Dr. Bleyer: It’s a trial of topically applied vonapanitase to promote radiocephalic fistula patency and use for dialysis. Vonapanitase is an elastase, an enzyme that breaks up elastase into smaller fragments. This was studied first in basic science laboratories and then in a phase 1 and phase 2 study. It showed promise as a drug that, when applied topically at the time of surgery, could help to prevent stenosis and improve fistula patency. We were involved in a multi-center double-blind placebo-controlled trial of 313 patients at 31 US centers and the primary outcome was primary patency, which is the time from fistula surgical creation until the time it first thromboses or until it requires a procedure to restore or maintain patency.
The surgeons, after joining together the vein and the artery, at the time of the operation, apply vonapanitase to the anastamosis for 10 minutes.
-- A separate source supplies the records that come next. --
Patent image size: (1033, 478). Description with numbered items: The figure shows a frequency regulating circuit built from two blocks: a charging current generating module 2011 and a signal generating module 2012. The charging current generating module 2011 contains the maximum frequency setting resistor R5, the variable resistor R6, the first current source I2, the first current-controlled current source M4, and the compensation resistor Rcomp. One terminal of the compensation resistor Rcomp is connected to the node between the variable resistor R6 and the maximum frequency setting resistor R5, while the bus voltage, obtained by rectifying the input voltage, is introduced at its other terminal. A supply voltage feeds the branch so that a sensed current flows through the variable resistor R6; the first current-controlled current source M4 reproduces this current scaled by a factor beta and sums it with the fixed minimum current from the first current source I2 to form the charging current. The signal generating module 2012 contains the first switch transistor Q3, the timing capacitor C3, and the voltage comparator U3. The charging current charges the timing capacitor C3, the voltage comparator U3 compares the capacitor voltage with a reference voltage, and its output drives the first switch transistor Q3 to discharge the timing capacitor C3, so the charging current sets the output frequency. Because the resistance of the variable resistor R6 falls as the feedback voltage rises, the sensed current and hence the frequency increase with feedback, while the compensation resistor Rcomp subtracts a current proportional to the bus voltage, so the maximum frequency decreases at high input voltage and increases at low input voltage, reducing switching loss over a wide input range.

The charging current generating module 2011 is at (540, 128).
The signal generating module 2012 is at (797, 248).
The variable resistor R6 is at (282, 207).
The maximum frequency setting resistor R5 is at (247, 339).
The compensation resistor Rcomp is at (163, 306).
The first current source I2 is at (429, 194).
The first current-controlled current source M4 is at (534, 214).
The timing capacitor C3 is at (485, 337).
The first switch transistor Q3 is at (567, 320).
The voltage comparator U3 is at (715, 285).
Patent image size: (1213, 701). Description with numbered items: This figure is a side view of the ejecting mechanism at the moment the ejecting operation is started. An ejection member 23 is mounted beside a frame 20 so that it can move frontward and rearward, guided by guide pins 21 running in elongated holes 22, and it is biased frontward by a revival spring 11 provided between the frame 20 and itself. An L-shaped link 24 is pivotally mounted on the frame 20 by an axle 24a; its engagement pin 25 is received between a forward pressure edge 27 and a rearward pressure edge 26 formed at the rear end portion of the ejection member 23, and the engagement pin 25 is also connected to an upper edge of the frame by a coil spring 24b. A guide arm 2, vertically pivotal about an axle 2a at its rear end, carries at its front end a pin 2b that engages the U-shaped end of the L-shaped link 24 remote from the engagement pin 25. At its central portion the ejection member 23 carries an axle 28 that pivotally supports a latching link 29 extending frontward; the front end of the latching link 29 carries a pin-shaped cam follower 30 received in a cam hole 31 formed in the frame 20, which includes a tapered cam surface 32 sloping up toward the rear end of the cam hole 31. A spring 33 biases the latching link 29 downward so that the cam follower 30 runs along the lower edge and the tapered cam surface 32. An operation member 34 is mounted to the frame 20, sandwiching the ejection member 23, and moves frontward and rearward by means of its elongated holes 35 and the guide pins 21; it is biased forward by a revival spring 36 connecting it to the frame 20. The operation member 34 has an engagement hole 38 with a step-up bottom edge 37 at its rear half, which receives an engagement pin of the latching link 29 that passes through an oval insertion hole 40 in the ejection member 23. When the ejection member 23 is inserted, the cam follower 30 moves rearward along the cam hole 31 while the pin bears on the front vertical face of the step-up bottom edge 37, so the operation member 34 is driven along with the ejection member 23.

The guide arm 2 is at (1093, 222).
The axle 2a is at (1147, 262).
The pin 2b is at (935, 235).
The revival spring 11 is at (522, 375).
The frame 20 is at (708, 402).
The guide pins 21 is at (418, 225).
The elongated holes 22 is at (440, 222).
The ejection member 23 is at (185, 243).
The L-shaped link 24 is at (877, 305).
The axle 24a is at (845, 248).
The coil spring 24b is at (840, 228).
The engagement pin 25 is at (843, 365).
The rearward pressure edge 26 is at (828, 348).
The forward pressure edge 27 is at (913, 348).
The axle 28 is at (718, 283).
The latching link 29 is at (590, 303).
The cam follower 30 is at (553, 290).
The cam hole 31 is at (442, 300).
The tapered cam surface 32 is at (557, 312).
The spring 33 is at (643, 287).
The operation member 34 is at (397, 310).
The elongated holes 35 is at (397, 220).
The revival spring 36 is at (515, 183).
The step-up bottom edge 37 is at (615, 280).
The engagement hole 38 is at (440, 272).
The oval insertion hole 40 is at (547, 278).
It’s not a drug that patients have to take. It’s not given at the dialysis unit. It’s just applied one time at the time of surgery. The primary endpoint for the study was to see if primary patency was observed. Our results show that 42% of the patients in the vonapanitase group did not require a procedure or did not thrombose, whereas in the placebo group, only 31% did not require a procedure or did not thrombose. The difference was not statistically significant, however, the p value was 0.254.
Then, we looked at our secondary outcome. Secondary patency is defined as the time from the fistula creation until the fistula thromboses or is abandoned. So the patients can have had procedures, but as long as it stays patent, it is considered secondarily patent. In this endpoint, 74% of the vonapanitase group did not thrombose or were not abandoned, whereas only 61% of the placebo group did not thrombose or were not abandoned. This was statistically significant at a p value of 0.048. There was a hazard ratio of 0.66.
In the tertiary endpoint, 64% of the fistulas that had vonapanitase applied were able to be used for dialysis, whereas only 44% of the fistulas that were in the placebo group were used. Though the study did not meet it’s primary endpoint, there was a lot of evidence to support that this drug is clinically relevant. Actually, the secondary endpoint and the use for hemodialysis might be even more important clinically than primary patency. Now there’s another phase 3 trial going on that’s looking at secondary patency as one of the primary endpoints. It’s a very interesting drug even though it didn’t make its primary endpoint. I personally think it’s very promising.
AJKDBlog: How does the drug actually work?
Dr. Bleyer: It cleaves protein bonds in the protein elastin. Elastin is found in the blood vessel wall. It’s thought, based on several experiments, that these elastin fragments are chemoattractants and they prevent cells from migrating into the intima of the vessel and prevent cellular migration and stenosis.
AJKDBlog: How do you see this drug being used clinically?
Dr. Bleyer: I think if it meets its primary endpoint in the next trial, I can see that it would be used on most fistulas. A weakness of this study is that we only looked at radiocephalic fistulas. For radiocephalic fistulas, it looks like it could be a good drug in the future and potentially other studies could find it useful in other fistulas.
AJKDBlog: When should we expect the results of the next phase?
Dr. Bleyer: Probably in another year.
AJKDblog: Do you have anything else to add?
Dr. Bleyer: I think it’s really exciting. I think we all know that the fistula is a lifeline for dialysis and I really like the idea that it’s just topically applied in the operating room. There are no problems with compliance. Patients don’t have to take it over and over again. It’s applied topically so we showed no adverse events. It’s very well-tolerated.
AJKDBlog: Thanks a lot! We really appreciate this interview.
Dr. Bleyer: Thank you.
NKF Spring Clinical Meeting late-breaking abstracts are freely available in the May 2017 issue of AJKD.